Type of Document Master's Thesis
Author Creekmore, Sean Brandon
Author's Email Address screek2@tigers.lsu.edu
URN etd-06292011-105102
Title Modeling the Population Effects of Hypoxia on Atlantic Croaker (Micropogonias undulatus) in the Northwestern Gulf of Mexico
Degree Master of Science (M.S.)
Department Oceanography & Coastal Sciences
Advisory Committee
Advisor Name Title
Rose, Kenneth Committee Chair
Justic, Dubravko Committee Member
Powers, Joseph Committee Member
  • individual based model
  • Atlantic croaker
  • hypoxia
  • Gulf of Mexico
Date of Defense 2011-06-10
Availability unrestricted
The northwestern Gulf of Mexico currently experiences a large hypoxic area (“dead zone”) during the summer.
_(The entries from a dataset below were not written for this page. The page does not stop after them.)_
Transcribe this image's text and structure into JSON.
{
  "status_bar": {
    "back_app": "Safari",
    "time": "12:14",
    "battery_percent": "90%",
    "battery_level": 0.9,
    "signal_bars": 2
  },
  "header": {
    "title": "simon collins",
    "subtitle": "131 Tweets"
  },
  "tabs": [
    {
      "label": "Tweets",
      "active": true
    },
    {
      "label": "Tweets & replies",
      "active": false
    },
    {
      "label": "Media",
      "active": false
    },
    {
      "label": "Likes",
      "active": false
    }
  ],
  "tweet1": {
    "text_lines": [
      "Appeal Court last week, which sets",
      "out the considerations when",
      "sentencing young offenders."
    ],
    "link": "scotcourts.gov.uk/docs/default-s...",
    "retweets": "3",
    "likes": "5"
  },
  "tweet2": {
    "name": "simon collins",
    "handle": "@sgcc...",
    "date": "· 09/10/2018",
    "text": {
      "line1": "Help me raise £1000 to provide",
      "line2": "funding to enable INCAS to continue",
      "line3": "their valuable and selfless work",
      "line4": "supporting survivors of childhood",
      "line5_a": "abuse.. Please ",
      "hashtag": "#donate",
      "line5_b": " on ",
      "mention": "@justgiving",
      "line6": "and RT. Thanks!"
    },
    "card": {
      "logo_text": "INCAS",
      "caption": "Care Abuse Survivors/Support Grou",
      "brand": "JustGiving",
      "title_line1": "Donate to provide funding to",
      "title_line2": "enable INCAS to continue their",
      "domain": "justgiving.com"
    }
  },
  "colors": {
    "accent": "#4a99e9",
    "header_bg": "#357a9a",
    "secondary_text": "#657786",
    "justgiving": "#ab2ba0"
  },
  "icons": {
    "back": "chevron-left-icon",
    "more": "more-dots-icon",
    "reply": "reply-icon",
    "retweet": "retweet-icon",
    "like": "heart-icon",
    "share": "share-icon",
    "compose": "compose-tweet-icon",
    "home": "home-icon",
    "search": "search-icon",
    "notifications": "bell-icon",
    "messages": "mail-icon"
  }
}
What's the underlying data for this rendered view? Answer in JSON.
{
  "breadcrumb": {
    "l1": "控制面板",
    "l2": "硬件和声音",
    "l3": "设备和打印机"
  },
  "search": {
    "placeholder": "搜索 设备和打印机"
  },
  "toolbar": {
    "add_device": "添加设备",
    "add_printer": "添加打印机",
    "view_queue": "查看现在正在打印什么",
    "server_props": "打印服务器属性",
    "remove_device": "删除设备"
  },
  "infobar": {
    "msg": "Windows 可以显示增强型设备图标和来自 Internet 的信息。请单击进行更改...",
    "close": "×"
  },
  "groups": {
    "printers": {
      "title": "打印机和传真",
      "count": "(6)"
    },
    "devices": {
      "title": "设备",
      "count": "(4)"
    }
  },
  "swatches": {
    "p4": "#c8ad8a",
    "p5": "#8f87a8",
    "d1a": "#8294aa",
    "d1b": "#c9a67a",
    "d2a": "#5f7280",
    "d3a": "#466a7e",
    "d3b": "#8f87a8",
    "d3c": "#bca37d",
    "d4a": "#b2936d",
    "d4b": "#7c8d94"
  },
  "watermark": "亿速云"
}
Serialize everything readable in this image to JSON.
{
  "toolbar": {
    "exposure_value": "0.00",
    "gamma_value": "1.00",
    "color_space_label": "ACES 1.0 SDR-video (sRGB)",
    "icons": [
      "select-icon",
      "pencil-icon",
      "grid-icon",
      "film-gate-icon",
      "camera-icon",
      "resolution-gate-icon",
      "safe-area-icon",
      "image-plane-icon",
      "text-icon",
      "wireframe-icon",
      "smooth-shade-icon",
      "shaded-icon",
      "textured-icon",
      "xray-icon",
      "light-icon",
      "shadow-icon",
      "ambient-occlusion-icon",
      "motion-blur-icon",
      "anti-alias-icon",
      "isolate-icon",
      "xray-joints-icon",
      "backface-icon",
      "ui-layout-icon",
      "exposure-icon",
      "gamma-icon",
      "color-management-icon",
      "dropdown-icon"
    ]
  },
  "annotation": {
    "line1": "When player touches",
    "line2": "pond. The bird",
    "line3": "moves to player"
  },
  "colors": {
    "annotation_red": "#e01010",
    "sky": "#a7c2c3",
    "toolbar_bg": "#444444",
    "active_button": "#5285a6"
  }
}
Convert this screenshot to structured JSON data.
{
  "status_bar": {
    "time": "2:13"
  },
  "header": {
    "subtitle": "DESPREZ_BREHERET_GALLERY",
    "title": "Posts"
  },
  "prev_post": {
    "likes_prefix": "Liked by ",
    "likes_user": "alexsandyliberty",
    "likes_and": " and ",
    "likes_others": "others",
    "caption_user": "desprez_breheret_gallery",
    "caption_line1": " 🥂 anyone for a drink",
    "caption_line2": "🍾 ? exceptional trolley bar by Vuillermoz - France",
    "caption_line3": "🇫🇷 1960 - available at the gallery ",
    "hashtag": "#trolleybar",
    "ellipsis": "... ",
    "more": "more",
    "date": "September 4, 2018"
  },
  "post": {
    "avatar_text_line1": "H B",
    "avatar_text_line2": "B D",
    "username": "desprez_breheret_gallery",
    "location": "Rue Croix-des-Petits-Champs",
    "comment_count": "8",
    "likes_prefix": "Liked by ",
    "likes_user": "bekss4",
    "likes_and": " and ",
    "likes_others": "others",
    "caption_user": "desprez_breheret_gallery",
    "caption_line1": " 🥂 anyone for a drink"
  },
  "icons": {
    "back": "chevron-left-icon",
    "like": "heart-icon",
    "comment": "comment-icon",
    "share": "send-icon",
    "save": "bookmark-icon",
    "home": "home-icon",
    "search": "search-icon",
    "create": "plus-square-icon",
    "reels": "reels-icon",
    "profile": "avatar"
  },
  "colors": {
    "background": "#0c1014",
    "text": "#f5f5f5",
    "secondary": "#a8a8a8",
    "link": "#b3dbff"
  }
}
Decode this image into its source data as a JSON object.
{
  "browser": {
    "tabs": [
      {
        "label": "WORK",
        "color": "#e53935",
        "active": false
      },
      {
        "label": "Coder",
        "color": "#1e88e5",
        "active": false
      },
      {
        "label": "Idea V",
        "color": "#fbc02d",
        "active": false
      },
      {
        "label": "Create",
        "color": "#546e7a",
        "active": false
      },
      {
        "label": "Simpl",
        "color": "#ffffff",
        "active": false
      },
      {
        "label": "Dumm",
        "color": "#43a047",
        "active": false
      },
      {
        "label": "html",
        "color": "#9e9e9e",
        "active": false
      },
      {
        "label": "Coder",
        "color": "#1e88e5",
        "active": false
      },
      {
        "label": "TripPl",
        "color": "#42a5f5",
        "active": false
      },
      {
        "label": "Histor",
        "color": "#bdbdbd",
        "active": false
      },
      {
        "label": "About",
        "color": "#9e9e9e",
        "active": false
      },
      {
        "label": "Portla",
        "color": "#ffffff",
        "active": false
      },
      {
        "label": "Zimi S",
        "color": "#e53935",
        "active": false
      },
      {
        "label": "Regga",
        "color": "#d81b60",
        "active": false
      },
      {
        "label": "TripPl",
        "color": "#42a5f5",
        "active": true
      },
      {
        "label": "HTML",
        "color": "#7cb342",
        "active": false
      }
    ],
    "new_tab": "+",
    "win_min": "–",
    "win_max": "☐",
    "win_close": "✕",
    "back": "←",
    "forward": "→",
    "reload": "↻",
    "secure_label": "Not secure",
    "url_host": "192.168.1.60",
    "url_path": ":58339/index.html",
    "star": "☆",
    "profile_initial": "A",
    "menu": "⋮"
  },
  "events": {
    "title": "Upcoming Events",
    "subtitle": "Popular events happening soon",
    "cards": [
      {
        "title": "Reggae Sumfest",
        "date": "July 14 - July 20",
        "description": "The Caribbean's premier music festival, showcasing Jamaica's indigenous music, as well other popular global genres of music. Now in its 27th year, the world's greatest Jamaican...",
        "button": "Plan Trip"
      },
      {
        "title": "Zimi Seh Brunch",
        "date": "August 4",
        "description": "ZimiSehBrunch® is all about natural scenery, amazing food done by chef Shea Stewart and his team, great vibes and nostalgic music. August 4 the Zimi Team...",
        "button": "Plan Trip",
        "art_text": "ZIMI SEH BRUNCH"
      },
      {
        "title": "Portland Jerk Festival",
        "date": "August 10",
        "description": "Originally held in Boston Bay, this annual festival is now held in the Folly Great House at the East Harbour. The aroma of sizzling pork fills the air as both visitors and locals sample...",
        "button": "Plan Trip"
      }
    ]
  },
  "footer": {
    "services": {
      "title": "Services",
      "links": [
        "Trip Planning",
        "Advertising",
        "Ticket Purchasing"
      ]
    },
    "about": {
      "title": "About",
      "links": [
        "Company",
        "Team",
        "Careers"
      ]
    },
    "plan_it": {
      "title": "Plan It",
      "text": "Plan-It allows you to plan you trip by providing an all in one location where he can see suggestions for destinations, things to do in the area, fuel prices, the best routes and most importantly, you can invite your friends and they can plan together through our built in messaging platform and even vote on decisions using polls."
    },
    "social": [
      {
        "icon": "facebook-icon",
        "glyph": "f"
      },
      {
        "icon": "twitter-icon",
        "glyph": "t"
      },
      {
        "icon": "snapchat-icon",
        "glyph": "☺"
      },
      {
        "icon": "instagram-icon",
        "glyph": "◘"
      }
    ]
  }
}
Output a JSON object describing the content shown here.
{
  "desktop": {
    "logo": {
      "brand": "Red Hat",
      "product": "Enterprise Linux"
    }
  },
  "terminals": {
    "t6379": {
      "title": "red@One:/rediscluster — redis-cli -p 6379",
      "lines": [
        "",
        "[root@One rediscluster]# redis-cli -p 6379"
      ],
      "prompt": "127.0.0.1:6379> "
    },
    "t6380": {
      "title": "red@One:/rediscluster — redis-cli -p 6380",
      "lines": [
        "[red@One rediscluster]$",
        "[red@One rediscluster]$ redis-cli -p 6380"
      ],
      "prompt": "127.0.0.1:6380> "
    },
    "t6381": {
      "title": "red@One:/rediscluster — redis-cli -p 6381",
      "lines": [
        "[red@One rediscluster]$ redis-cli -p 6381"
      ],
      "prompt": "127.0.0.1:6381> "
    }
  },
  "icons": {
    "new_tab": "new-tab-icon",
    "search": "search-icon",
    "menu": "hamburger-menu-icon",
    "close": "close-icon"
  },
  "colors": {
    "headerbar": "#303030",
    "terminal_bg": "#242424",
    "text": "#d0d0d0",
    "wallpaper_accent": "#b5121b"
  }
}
While the local effects of hypoxia on organisms have been documented, the population-level effects are largely unknown. I developed a spatially-explicit, individual-based model to analyze how hypoxia effects on Atlantic croaker reproduction, growth, and mortality in the northwestern Gulf of Mexico could lead to population-level responses. The model follows the hourly growth, mortality, reproduction, and movement of individuals on a 300 x 800 spatial grid of 1 km2 cells for 100 years. Chlorophyll-a concentration, water temperature, and dissolved oxygen were specified daily for each grid cell for an average year, which was repeated every year. A bioenergetics model was used to represent growth, mortality was assumed age- and size-dependent, and the movement behavior of juveniles and adults was modeled as an unconditioned response to external cues (kinesis) coupled with a neighborhood search algorithm that emulated hypoxia avoidance. Hypoxia effects were imposed using vitality-repair submodels that convert time-varying exposures to reduced hourly growth, increased hourly mortality, and reduced annual fecundity. Results showed that 80 years of either mild or intermediate hypoxia produced small reductions in population abundance, while severe hypoxia caused a 31% reduction in long-term population abundance. The response to severe hypoxia was added age-1 and age-2 daily mortality (8-9%) and a 5% average reduction in eggs per individual. Relatively few individuals (5%) were exposed each hour but many individuals (20-40%) experienced at least one hour of low DO each year. The effects slowly built up in the model over years; population abundance slowly declined for 40 years before the 31% reduction was realized. Under more realistic hypoxia conditions of mild, intermediate, and severe hypoxia years occurring in proportion to their historical frequency, the model predicted an 18-29% decrease in the long-term population abundance. Sensitivity analysis showed hypoxia effects via reduced growth were small, and aspects of avoidance behavior were important in determining the population response. I discuss the strengths and weaknesses of the modeling, and future plans for refining the analysis based on data from ongoing field and laboratory studies.